刘同深吸一口气,然后一拍胸膛:“包在我身上,朱哥你算找对人了,这样说吧,我家海鲜楼虽不算太高档,但我家进货渠道那是绝对是杠杠的,和好几条渔船挂钩呢,你就算要野生的娃娃鱼,都能给你搞来。”
“那就野生娃娃鱼一桌来一份清炖的。”
柳如烟忍不住问:“野生娃娃鱼一斤是多少?”
良久,刘同才缓过一口气,只因朱沫这轻描淡写的几句话,很可能这一餐比海鲜楼一个月的营业额还多。
朱沫淡淡一笑,说:“没多少钱,大家有什么想吃的,只管叫刘同叫货就是。”
一女生弱弱地说:“朱沫,我想吃糖醋鱼,可以吗?”
说完又觉得不好意思,害怕自己吃得太低端被人笑话。
毕竟在她的印象中,糖醋鱼一份就几十一百,好像有点上不了台面。
朱沫说:“嗯,你这么一说,我好像也有一段时间没吃糖醋鱼,那就弄几条冬青斑来糖醋吧。”

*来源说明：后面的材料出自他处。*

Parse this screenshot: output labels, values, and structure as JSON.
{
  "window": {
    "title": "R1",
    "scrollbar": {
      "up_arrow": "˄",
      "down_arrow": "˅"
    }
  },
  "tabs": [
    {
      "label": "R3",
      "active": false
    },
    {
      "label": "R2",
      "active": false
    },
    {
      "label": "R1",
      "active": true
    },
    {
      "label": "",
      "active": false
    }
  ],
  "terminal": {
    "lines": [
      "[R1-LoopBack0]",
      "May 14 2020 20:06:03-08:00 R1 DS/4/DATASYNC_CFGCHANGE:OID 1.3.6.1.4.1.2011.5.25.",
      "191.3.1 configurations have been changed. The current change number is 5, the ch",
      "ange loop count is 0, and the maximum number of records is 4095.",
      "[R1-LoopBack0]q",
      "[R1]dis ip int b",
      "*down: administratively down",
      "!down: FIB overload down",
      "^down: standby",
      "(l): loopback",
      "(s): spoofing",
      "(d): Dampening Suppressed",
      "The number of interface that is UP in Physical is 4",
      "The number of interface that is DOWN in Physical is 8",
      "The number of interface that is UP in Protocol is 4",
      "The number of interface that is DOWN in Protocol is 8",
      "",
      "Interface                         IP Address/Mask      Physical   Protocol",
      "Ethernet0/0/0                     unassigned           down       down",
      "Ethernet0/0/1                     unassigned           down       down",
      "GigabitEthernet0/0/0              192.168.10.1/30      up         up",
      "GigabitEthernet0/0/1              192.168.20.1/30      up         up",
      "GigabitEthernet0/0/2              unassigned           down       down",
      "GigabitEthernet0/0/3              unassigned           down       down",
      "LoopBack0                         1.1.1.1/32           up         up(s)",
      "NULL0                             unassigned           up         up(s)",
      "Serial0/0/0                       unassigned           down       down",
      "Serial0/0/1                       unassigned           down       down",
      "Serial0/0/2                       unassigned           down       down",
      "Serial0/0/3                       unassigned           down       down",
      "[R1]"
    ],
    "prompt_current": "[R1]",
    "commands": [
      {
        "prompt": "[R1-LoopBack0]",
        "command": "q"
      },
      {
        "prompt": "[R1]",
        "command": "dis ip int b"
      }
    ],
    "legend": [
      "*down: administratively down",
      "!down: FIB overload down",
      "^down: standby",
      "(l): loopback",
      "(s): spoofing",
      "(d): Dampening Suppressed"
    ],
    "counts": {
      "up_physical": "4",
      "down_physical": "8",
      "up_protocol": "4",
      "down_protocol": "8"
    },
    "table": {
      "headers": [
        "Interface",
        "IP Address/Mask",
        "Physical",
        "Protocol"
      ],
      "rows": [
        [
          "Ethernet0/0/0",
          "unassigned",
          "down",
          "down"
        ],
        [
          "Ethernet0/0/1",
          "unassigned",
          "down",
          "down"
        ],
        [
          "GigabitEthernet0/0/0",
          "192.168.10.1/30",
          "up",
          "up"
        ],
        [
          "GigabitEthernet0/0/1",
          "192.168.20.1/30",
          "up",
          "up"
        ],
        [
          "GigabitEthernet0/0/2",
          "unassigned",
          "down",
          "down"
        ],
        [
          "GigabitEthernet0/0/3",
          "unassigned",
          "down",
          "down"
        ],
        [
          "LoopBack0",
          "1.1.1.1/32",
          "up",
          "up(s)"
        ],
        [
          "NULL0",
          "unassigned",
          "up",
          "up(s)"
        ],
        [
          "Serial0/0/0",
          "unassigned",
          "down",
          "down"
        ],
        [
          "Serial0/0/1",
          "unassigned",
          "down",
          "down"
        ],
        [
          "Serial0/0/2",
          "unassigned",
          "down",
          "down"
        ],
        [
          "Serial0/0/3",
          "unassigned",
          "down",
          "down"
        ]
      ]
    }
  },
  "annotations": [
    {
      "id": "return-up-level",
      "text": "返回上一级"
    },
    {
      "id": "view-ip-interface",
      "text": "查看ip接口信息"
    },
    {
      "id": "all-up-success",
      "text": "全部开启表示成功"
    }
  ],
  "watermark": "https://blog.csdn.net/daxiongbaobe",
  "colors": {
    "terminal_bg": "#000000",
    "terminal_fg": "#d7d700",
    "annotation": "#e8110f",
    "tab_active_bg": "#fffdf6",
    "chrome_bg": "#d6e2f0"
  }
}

那女生俏脸微红,看向朱沫充满感激,只觉得朱沫又帅气又懂得体贴人。
她不知道的是,冬青斑一斤也要好几百。
刘同那边,给他老爸发信息的时候,手不自觉地在发抖,心中同时又在咆哮:这一餐得有几十万啊!
想到马上就能在平常动不动就给他一个大逼兜的老爹面前耀武扬威,他仿佛已能看到老爹见到这些大菜时,眼珠子都要掉一地的惊吓状,恨不能马上就趾高气扬地出现海鲜楼,还他老爹一个大逼兜。
胡红艳眼尖,指着刘同尖叫:“大家快看,刘同在那偷笑。”
“能不偷笑嘛,这一餐得顶他家一个月营业额吧。”
有同学担忧地道:“话说,这一餐吃这么好,会不会流鼻血啊?”
此话一出,立刻遭到所有人的围攻。
“张三,你这说的是人话?怕流鼻血,那你就少吃点。”
“真是的,朱沫好心请客,哪有这样说话的?”
相对这帮学生的大惊小怪,李香君显得很淡定,保持着微笑。
朱婉清心情则是略有复杂,这些大菜对她现在来说倒没什么,但却是因为朱沫,才会让她觉得没什么。
脑间不由浮起自从和朱沫接触以来的点点滴滴。
先是让她的全部私房钱免于股票中被套牢,反过来又让她在股票上大赚一笔,然后是抢建厂房,入股七星商城。
这一来一去,不但让她免去私房钱被套牢的痛苦,还让她成为名副其实的富婆。
心里由衷感叹:阿沫,你不但是我的救星,还是我的福星。